Creating Your Birth Plan by Marsden Wagner, MD & Stephanie Gunning
I read this book and instantly had the facts that I needed to talk to my OBGYN and family members about the risks of medical births. It was great! I have since loaned it to many other women you can finally make an informed decision about their birth preferences. p.s. my totally natural birth was amazing even though I was in a horrible hospital.
Birthing from Within by Pam England, CNM & Rob Horowitz, PhD
Great book for expectant parents. Well worth carving out the time to do the exercises, but be aware there are many exercises. This book has been around a long time, worth looking for a used copy (not because it isn’t worth $12, but because $12 could go to saving for a nice soft-structured baby carrier instead — not a Bjorn, a Becco or Ergo or BabyHawk or something). I use this and “The Birth Partner” in my childbirth education classes most of the time; I have been teaching since 2007, and it works on the emotional level in a way most other programs (excepting some really good hypno programs) don’t. Best wishes in your pregnancy and Birth!
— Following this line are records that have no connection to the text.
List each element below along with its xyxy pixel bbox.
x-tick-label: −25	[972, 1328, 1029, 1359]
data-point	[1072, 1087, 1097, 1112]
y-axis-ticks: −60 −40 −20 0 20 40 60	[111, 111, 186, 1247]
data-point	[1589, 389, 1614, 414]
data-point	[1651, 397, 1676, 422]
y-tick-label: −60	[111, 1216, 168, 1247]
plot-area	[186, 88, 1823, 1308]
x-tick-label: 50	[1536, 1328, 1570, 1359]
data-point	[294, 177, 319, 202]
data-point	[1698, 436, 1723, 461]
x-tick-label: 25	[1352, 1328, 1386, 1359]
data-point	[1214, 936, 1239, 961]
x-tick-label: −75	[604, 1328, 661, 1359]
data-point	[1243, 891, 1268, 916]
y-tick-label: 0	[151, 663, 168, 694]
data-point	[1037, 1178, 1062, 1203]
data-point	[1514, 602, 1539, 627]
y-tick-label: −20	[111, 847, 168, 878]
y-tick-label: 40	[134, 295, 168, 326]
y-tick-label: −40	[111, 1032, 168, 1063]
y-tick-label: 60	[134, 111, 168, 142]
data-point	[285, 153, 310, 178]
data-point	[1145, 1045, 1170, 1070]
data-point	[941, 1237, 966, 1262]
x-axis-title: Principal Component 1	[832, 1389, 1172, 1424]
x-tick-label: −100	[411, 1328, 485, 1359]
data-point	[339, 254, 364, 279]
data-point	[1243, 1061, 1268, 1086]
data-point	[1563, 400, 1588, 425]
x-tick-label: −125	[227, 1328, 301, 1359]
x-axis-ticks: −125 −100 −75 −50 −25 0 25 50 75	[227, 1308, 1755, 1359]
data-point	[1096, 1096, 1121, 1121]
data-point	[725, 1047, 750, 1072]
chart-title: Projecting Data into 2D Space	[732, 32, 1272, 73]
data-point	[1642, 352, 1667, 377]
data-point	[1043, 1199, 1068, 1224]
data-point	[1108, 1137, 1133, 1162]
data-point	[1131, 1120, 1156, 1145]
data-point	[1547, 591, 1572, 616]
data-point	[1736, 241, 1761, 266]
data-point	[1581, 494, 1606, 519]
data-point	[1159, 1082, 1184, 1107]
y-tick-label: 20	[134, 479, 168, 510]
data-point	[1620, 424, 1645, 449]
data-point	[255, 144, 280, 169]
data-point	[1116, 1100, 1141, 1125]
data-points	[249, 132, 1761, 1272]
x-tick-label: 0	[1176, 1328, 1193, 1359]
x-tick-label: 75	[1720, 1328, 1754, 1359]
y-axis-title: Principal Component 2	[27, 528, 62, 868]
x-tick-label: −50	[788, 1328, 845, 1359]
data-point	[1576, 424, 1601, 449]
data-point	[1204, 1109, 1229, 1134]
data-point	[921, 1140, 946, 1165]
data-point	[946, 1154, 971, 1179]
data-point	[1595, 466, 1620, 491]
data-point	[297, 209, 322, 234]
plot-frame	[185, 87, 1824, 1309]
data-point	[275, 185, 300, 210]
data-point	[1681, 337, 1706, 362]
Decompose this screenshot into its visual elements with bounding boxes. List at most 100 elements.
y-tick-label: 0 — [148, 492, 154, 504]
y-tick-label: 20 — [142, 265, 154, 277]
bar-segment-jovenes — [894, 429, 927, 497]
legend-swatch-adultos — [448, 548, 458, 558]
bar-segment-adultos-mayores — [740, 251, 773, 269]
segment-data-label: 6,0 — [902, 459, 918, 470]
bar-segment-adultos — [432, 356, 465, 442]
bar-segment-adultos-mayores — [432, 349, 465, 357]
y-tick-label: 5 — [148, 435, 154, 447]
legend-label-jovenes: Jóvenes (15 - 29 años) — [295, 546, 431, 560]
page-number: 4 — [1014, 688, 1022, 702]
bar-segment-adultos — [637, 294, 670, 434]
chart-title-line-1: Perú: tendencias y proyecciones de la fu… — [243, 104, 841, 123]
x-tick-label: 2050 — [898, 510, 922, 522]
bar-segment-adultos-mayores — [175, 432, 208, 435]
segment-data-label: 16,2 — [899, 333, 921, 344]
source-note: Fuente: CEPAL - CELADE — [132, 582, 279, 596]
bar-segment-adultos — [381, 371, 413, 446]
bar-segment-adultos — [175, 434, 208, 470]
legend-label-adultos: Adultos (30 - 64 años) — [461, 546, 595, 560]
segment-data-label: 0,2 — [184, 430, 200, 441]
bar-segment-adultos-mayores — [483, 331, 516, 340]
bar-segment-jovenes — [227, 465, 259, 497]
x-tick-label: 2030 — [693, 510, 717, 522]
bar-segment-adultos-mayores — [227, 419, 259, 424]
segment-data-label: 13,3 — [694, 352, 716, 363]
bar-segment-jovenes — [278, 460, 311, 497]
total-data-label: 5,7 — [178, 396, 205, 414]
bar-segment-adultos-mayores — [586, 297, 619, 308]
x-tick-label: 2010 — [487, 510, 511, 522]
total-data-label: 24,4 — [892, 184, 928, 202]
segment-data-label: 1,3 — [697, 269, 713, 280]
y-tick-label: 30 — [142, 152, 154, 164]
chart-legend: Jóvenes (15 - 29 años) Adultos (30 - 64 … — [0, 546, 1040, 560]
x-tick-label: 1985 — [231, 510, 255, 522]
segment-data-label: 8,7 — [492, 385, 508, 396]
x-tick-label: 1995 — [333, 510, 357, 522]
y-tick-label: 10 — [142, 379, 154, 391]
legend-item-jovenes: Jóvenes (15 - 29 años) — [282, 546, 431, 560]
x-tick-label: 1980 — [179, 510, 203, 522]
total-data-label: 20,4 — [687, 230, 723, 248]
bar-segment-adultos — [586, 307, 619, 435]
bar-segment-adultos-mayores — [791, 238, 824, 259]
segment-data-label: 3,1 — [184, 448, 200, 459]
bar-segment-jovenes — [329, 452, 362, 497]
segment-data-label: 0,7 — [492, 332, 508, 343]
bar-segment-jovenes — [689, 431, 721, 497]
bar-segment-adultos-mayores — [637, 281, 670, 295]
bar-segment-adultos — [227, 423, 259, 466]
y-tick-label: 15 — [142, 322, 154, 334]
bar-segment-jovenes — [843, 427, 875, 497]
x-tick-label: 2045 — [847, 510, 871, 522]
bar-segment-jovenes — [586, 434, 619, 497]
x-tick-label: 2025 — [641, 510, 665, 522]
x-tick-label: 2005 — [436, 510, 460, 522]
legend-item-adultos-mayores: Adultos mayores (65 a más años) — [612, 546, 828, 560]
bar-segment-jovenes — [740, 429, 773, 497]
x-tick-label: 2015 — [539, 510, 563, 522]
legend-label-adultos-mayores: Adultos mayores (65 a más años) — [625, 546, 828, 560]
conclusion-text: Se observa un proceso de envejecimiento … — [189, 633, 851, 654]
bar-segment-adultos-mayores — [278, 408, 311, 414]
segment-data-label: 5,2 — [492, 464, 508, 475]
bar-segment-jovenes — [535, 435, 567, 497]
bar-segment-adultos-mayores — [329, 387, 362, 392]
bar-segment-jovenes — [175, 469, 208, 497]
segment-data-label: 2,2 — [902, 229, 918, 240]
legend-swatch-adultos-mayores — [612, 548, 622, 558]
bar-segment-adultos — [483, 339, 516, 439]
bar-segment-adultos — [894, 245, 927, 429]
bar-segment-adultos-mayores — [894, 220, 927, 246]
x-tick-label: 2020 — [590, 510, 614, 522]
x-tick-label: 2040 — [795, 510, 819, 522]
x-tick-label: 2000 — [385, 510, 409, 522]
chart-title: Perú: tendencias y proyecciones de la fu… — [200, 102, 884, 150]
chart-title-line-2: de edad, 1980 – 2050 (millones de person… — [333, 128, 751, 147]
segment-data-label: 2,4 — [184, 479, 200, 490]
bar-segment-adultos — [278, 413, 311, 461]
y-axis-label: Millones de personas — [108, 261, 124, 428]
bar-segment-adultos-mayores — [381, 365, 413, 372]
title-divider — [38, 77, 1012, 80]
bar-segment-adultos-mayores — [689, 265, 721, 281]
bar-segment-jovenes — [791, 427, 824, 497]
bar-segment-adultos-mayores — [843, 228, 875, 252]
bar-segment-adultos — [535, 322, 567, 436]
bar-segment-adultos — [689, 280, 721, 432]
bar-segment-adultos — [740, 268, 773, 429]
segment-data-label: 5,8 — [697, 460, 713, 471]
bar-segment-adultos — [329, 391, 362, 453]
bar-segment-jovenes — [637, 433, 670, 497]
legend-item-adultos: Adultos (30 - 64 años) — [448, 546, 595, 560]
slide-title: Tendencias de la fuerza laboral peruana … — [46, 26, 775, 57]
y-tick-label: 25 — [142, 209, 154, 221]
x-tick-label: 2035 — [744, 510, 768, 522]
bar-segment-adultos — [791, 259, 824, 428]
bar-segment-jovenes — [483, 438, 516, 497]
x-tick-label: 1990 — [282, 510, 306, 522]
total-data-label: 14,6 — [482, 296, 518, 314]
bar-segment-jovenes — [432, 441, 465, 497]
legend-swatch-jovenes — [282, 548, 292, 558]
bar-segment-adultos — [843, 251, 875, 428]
Painless Childbirth: An Empowering Journey Through Pregnancy and Childbirth by Giuditta Tornetta
As an MD and the wife and daughter of an MD, I think we as a society place too much emphasis on medicine in all its various forms. I am one who thinks that pregnancy and birth are nothing more than an acceptable normal state for the female of the species. However, that is not to say that pregnancy and childbirth are not like all other aspects of women’s health – i.e. wide and varied definitions of normal. This book seems to resonate with my beliefs on the subject. We are inundated with pictures of women screaming in pain with childbirth and so I think the rest of us believe that is the way it needs to be. Guiditta dispells this myth and focus us on what is actually going on. We are combined with the divine, whether it be Allah, Budda or just good old fashioned “GOD” to create a new life. She focuses on this fact and uses it to help women come back to earth and realize that they too can have healthy pregnancies and painless birth. I wish I had actually read this BEFORE the third month of my pregnancy as she breaks down meditatively each month of pregnancy. She also doesn’t discount the medical aspects of things and puts proper emphasis on when to get worried, go seek medical attention, etc. This book was a fresh perspective and a breath of fresh air and will be read again prior to future pregnancies. I will give that it is a bit “new-age,” but I’m ok with that b/c I’m not that big a fan of the “old-age” stuff.
Childbirth without Fear: The Principles and Practice of Natural Childbirth by Grantly Dick-Read and Michel Odent
This book describes why and how all women can and should go through pregnancy, labor, childbirth, and all of their reproductive functions without fear or pain, but rather in joy. While acknowledging the hard work and courage involved, the author (Grantly Dick-Read, by the way- only the forward is by Michel Odent) writes to help women understand what is happening in their bodies as they make their babies.